Is Windows really not recognizing it (ie: does it have an exclamation mark next to the NIC in device manager?) or is it being recognized by Windows but just cannot connect to the wireless router? If the latter, check your wireless configuration (SSID, WPA key, etc). Since you have WinXP SP1, it could be that there is not a driver for that particular NIC. Later service packs include updated drivers as well as bug and security fixes. Recommend you identify the NIC and if you have the driver disk for it, go into Windows device manager to select a reinstall from that disk. If you don't have it, use another computer to download its driver and after installing it and getting Internet access, you should also download and install the latest SP, which would be SP3.

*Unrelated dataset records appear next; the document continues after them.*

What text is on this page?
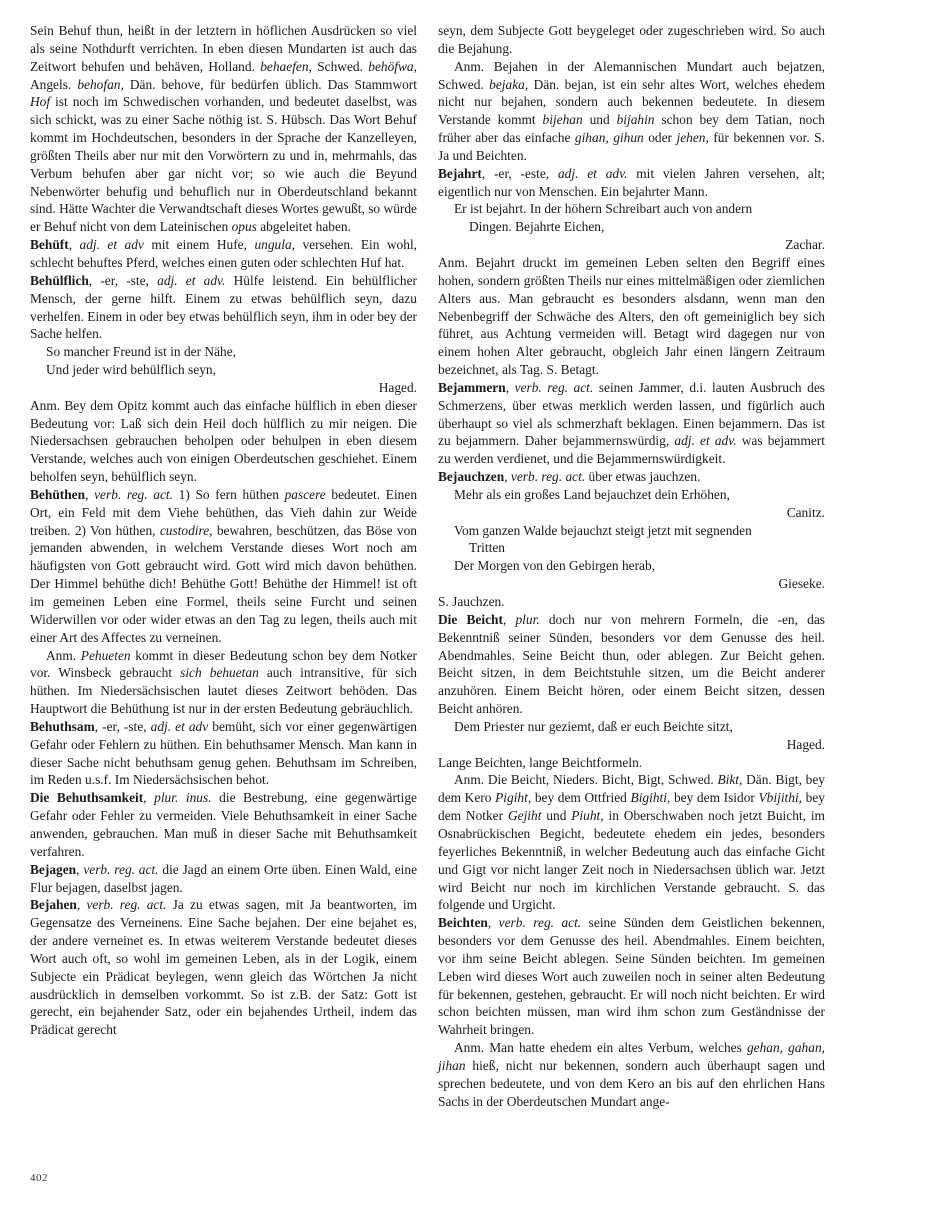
Sein Behuf thun, heißt in der letztern in höflichen Ausdrücken so viel als seine Nothdurft verrichten. In eben diesen Mundarten ist auch das Zeitwort behufen und behäven, Holland. behaefen, Schwed. behöfwa, Angels. behofan, Dän. behove, für bedürfen üblich. Das Stammwort Hof ist noch im Schwedischen vorhanden, und bedeutet daselbst, was sich schickt, was zu einer Sache nöthig ist. S. Hübsch. Das Wort Behuf kommt im Hochdeutschen, besonders in der Sprache der Kanzelleyen, größten Theils aber nur mit den Vorwörtern zu und in, mehrmahls, das Verbum behufen aber gar nicht vor; so wie auch die Beyund Nebenwörter behufig und behuflich nur in Oberdeutschland bekannt sind. Hätte Wachter die Verwandtschaft dieses Wortes gewußt, so würde er Behuf nicht von dem Lateinischen opus abgeleitet haben.

Behüft, adj. et adv mit einem Hufe, ungula, versehen. Ein wohl, schlecht behuftes Pferd, welches einen guten oder schlechten Huf hat.

Behülflich, -er, -ste, adj. et adv. Hülfe leistend. Ein behülflicher Mensch, der gerne hilft. Einem zu etwas behülflich seyn, dazu verhelfen. Einem in oder bey etwas behülflich seyn, ihm in oder bey der Sache helfen.

So mancher Freund ist in der Nähe,
Und jeder wird behülflich seyn,
Haged.

Anm. Bey dem Opitz kommt auch das einfache hülflich in eben dieser Bedeutung vor: Laß sich dein Heil doch hülflich zu mir neigen. Die Niedersachsen gebrauchen beholpen oder behulpen in eben diesem Verstande, welches auch von einigen Oberdeutschen geschiehet. Einem beholfen seyn, behülflich seyn.

Behüthen, verb. reg. act. 1) So fern hüthen pascere bedeutet. Einen Ort, ein Feld mit dem Viehe behüthen, das Vieh dahin zur Weide treiben. 2) Von hüthen, custodire, bewahren, beschützen, das Böse von jemanden abwenden, in welchem Verstande dieses Wort noch am häufigsten von Gott gebraucht wird. Gott wird mich davon behüthen. Der Himmel behüthe dich! Behüthe Gott! Behüthe der Himmel! ist oft im gemeinen Leben eine Formel, theils seine Furcht und seinen Widerwillen vor oder wider etwas an den Tag zu legen, theils auch mit einer Art des Affectes zu verneinen.

Anm. Pehueten kommt in dieser Bedeutung schon bey dem Notker vor. Winsbeck gebraucht sich behuetan auch intransitive, für sich hüthen. Im Niedersächsischen lautet dieses Zeitwort behöden. Das Hauptwort die Behüthung ist nur in der ersten Bedeutung gebräuchlich.

Behuthsam, -er, -ste, adj. et adv bemüht, sich vor einer gegenwärtigen Gefahr oder Fehlern zu hüthen. Ein behuthsamer Mensch. Man kann in dieser Sache nicht behuthsam genug gehen. Behuthsam im Schreiben, im Reden u.s.f. Im Niedersächsischen behot.

Die Behuthsamkeit, plur. inus. die Bestrebung, eine gegenwärtige Gefahr oder Fehler zu vermeiden. Viele Behuthsamkeit in einer Sache anwenden, gebrauchen. Man muß in dieser Sache mit Behuthsamkeit verfahren.

Bejagen, verb. reg. act. die Jagd an einem Orte üben. Einen Wald, eine Flur bejagen, daselbst jagen.

Bejahen, verb. reg. act. Ja zu etwas sagen, mit Ja beantworten, im Gegensatze des Verneinens. Eine Sache bejahen. Der eine bejahet es, der andere verneinet es. In etwas weiterem Verstande bedeutet dieses Wort auch oft, so wohl im gemeinen Leben, als in der Logik, einem Subjecte ein Prädicat beylegen, wenn gleich das Wörtchen Ja nicht ausdrücklich in demselben vorkommt. So ist z.B. der Satz: Gott ist gerecht, ein bejahender Satz, oder ein bejahendes Urtheil, indem das Prädicat gerecht

seyn, dem Subjecte Gott beygeleget oder zugeschrieben wird. So auch die Bejahung.

Anm. Bejahen in der Alemannischen Mundart auch bejatzen, Schwed. bejaka, Dän. bejan, ist ein sehr altes Wort, welches ehedem nicht nur bejahen, sondern auch bekennen bedeutete. In diesem Verstande kommt bijehan und bijahin schon bey dem Tatian, noch früher aber das einfache gihan, gihun oder jehen, für bekennen vor. S. Ja und Beichten.

Bejahrt, -er, -este, adj. et adv. mit vielen Jahren versehen, alt; eigentlich nur von Menschen. Ein bejahrter Mann.

Er ist bejahrt. In der höhern Schreibart auch von andern
Dingen. Bejahrte Eichen,
Zachar.

Anm. Bejahrt druckt im gemeinen Leben selten den Begriff eines hohen, sondern größten Theils nur eines mittelmäßigen oder ziemlichen Alters aus. Man gebraucht es besonders alsdann, wenn man den Nebenbegriff der Schwäche des Alters, den oft gemeiniglich bey sich führet, aus Achtung vermeiden will. Betagt wird dagegen nur von einem hohen Alter gebraucht, obgleich Jahr einen längern Zeitraum bezeichnet, als Tag. S. Betagt.

Bejammern, verb. reg. act. seinen Jammer, d.i. lauten Ausbruch des Schmerzens, über etwas merklich werden lassen, und figürlich auch überhaupt so viel als schmerzhaft beklagen. Einen bejammern. Das ist zu bejammern. Daher bejammernswürdig, adj. et adv. was bejammert zu werden verdienet, und die Bejammernswürdigkeit.

Bejauchzen, verb. reg. act. über etwas jauchzen.

Mehr als ein großes Land bejauchzet dein Erhöhen,
Canitz.
Vom ganzen Walde bejauchzt steigt jetzt mit segnenden
Tritten
Der Morgen von den Gebirgen herab,
Gieseke.

S. Jauchzen.

Die Beicht, plur. doch nur von mehrern Formeln, die -en, das Bekenntniß seiner Sünden, besonders vor dem Genusse des heil. Abendmahles. Seine Beicht thun, oder ablegen. Zur Beicht gehen. Beicht sitzen, in dem Beichtstuhle sitzen, um die Beicht anderer anzuhören. Einem Beicht hören, oder einem Beicht sitzen, dessen Beicht anhören.

Dem Priester nur geziemt, daß er euch Beichte sitzt,
Haged.

Lange Beichten, lange Beichtformeln.

Anm. Die Beicht, Nieders. Bicht, Bigt, Schwed. Bikt, Dän. Bigt, bey dem Kero Pigiht, bey dem Ottfried Bigihti, bey dem Isidor Vbijithi, bey dem Notker Gejiht und Piuht, in Oberschwaben noch jetzt Buicht, im Osnabrückischen Begicht, bedeutete ehedem ein jedes, besonders feyerliches Bekenntniß, in welcher Bedeutung auch das einfache Gicht und Gigt vor nicht langer Zeit noch in Niedersachsen üblich war. Jetzt wird Beicht nur noch im kirchlichen Verstande gebraucht. S. das folgende und Urgicht.

Beichten, verb. reg. act. seine Sünden dem Geistlichen bekennen, besonders vor dem Genusse des heil. Abendmahles. Einem beichten, vor ihm seine Beicht ablegen. Seine Sünden beichten. Im gemeinen Leben wird dieses Wort auch zuweilen noch in seiner alten Bedeutung für bekennen, gestehen, gebraucht. Er will noch nicht beichten. Er wird schon beichten müssen, man wird ihm schon zum Geständnisse der Wahrheit bringen.

Anm. Man hatte ehedem ein altes Verbum, welches gehan, gahan, jihan hieß, nicht nur bekennen, sondern auch überhaupt sagen und sprechen bedeutete, und von dem Kero an bis auf den ehrlichen Hans Sachs in der Oberdeutschen Mundart ange-

402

what's the error? if your getting the error Connected with limited connectivity try checking your network key in the router and the wireless settings on your computer if they are correct or just removed your security key, if your getting an error no networks in range or no network available check the router settings if the wireless signal is turned on the router, if you get an error windows could not connect to wireless networks try uninstalling and reinstalling the wireless card driver on your system and set the the router to defaults then try connecting with out changing any settings in the router to see if it will connect, if it connects, then there was/were settings in the router and possibly in the wireless settings in your laptop that was causing the computer and the router to have communication issues, also check for possible applications such as network magic that could cause a wireless signal to degrade or not allow connections at all if such application exists on your system uninstall it Microsoft or windows has its own wireless configuration software built into handle wireless connections in XP it is wireless zero configuration in vista and in win7 WLAN which can be set in network and sharing connection in the control panel window.....
Wi-Fi card can be considered broken only if its not able to scan for any available networks. Also, do check in the device manager of the computer. Check for the device status of this wireless adapter there. If its properly installed, etc., it should say, "This device is working properly". There is also a fix for other error messages. Regarding hardware breakage, we cannot come to a conclusion so easily as we have all these things to check. The case may be little complicated as its an in-built wireless card. We cannot even remove it and try on a different computer.
It seems that after re-installing windows you have missed the Driver installation for your hardware. If you have a disk (which reads Drivers and Utilities) that came with your computer, You can insert it in your CD Driver and select the Driver for Network adapter. If you do not have a disc, you can always visit the Dell's support site i.e.:support.dell.com and Get the drivers suitable for your hardware by selecting the model or Entering the Service Tag of your Dell computer.